I really like the idea of ‘small’ – Making the macro, micro. 12 secondsTV does it: www.12seconds.tv

As far as marketing insights are concerned it proves that categories don’t converge – but split.

We recently used it for rentoid to kill a few birds with one stone:

  • Rewards passionate fans with a bit of fame,
  • Create an important dialogue
  • Generate some ‘realworld’ market research to boot.

The cool thing is that we’ll publish what people think about rentoid good and bad – so then we have to act on any mooted improvements. Check it by clicking here:

So in the spirit of involvement – I’d love to get a 12 seconds.tv spot from the startupblog crew – ‘yes that means you’ with any piece of business / entrepreneurship or life advice you feel approporiate.

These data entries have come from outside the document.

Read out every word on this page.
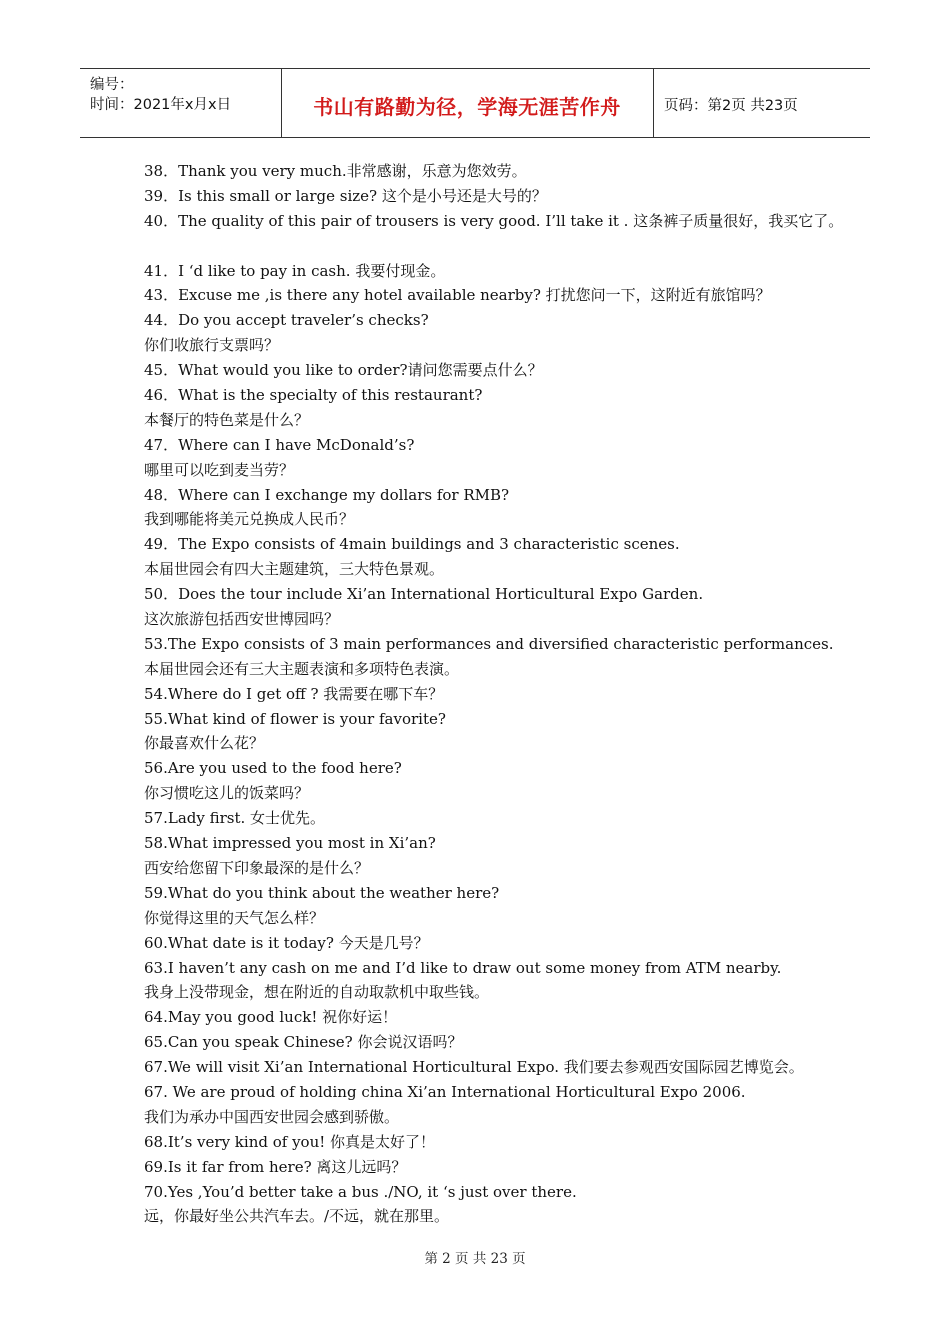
编号：
时间：2021年x月x日	书山有路勤为径，学海无涯苦作舟	页码：第2页 共23页
38．Thank you very much.非常感谢，乐意为您效劳。
39．Is this small or large size? 这个是小号还是大号的？
40．The quality of this pair of trousers is very good. I’ll take it . 这条裤子质量很好，我买它了。
41．I ‘d like to pay in cash. 我要付现金。
43．Excuse me ,is there any hotel available nearby? 打扰您问一下，这附近有旅馆吗？
44．Do you accept traveler’s checks?
你们收旅行支票吗？
45．What would you like to order?请问您需要点什么？
46．What is the specialty of this restaurant?
本餐厅的特色菜是什么？
47．Where can I have McDonald’s?
哪里可以吃到麦当劳？
48．Where can I exchange my dollars for RMB?
我到哪能将美元兑换成人民币？
49．The Expo consists of 4main buildings and 3 characteristic scenes.
本届世园会有四大主题建筑，三大特色景观。
50．Does the tour include Xi’an International Horticultural Expo Garden.
这次旅游包括西安世博园吗？
53.The Expo consists of 3 main performances and diversified characteristic performances.
本届世园会还有三大主题表演和多项特色表演。
54.Where do I get off ? 我需要在哪下车？
55.What kind of flower is your favorite?
你最喜欢什么花？
56.Are you used to the food here?
你习惯吃这儿的饭菜吗？
57.Lady first. 女士优先。
58.What impressed you most in Xi’an?
西安给您留下印象最深的是什么？
59.What do you think about the weather here?
你觉得这里的天气怎么样？
60.What date is it today? 今天是几号？
63.I haven’t any cash on me and I’d like to draw out some money from ATM nearby.
我身上没带现金，想在附近的自动取款机中取些钱。
64.May you good luck! 祝你好运！
65.Can you speak Chinese? 你会说汉语吗？
67.We will visit Xi’an International Horticultural Expo. 我们要去参观西安国际园艺博览会。
67. We are proud of holding china Xi’an International Horticultural Expo 2006.
我们为承办中国西安世园会感到骄傲。
68.It’s very kind of you! 你真是太好了！
69.Is it far from here? 离这儿远吗？
70.Yes ,You’d better take a bus ./NO, it ‘s just over there.
远，你最好坐公共汽车去。/不远，就在那里。
第 2 页 共 23 页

Put your 12 seconds link in the comments and I’ll put it up as it’s own post with a link to your blog / startup / business or whatever.

Get on it.

The bucket & the pipeline

The reason most entrepreneurs fail is that they give up too quick. Forget the old nag ‘you only fail when you give up’ – I don’t mean that. I mean that they forget that the “context” is very different as an entrepreneur versus being an employee.

From our first job flipping burgers or whatever we chose to do while still studying we had – “Instant rewards”. Instant pay for a job done at the end of the day, week or month. It teaches us a really bad habit. We expect instantaneous benefits for effort rendered. For every bucket of water we carry we get a piecemeal wage.

As entrepreneurs we are building a pipeline. It’s a large project of capital works which takes a long time, and usually much longer than we ever expected. There are no payments along the way. In fact we get nothing until the pipeline is complete. We may run out of resources before we finish….But if we stay the course the water can come gushing.

Unfortunately we can’t know how close the pipeline is to completion. We need a bit of blind faith. But if we go the distance, we’ll never have to carry a bucket of water again.

Dreams for sale

Here’s a truth all entrpreneurs must know, embrace and accept. Our selling skills are more important than our technical genious, web wizardry, or financial footwork.

If we can’t sell we better find someone who can work with us. Running a succssful startup requires the dream to be sold – for someone to buy our dream. Until we’ve sold this dream we are nothing – We do not exist.

Good news – we can always learn or outsource it.

Emotional Insurance

If you ever sell your startup and make a good amount of money, you should be happy. Even if it wasn’t the billion dollar payday that the Youtube or Skype founders had. But the reality is the buyers think they can do more with it – make more money out of it. And just maybe cause you a little anxiety.

Here’s where it’s often worth getting some Emotional Insurance:

Startup Blog Definition: Emotional Insurance is the small percentage share of a business you hold onto in case it goes ganbusters when you’re gone.

It just might help you sleep at night once you sell your success.

Startup tips

Tonight I was speaking with entrpreneur David Eedle who sold his start up www.artshub.com.au for some big money in 2006. When asked what matters for web startups he said the following:

The same principals which matter to any business. The principals never change. He also said these things in particular matter:

  • Earn more than you spend
  • Get your value proposition right – clue it’s not ‘free’
  • You have to sell something before you sell the company
  • You can’t do it by yourself – you need some awesome people to help you, but less than you think. Think in handfulls.
  • You don’t need dedicated resources and high end tech stuff. It never wins.

And startup blog agrees with every word.

Buying vs Selling

The ultimate goal of any entrepreneur is to have people buying stuff from you. Our job as entrepreneurs is move our brand from a position of selling, to place where people come to buy. This takes time and continuous refinement of whatever we make, do or market. Truly successful brands don’t really sell stuff – it’s bought.

As Gitomer would say:

People don’t like to be sold, but they love to buy.

And so the most profitable sales interactions are defined by the audience. Women tend to say ‘They bought a pair of shoes’. Not that the shoes were sold to them.

Startups should remember – We start out selling, in the hope that it evolves into buying.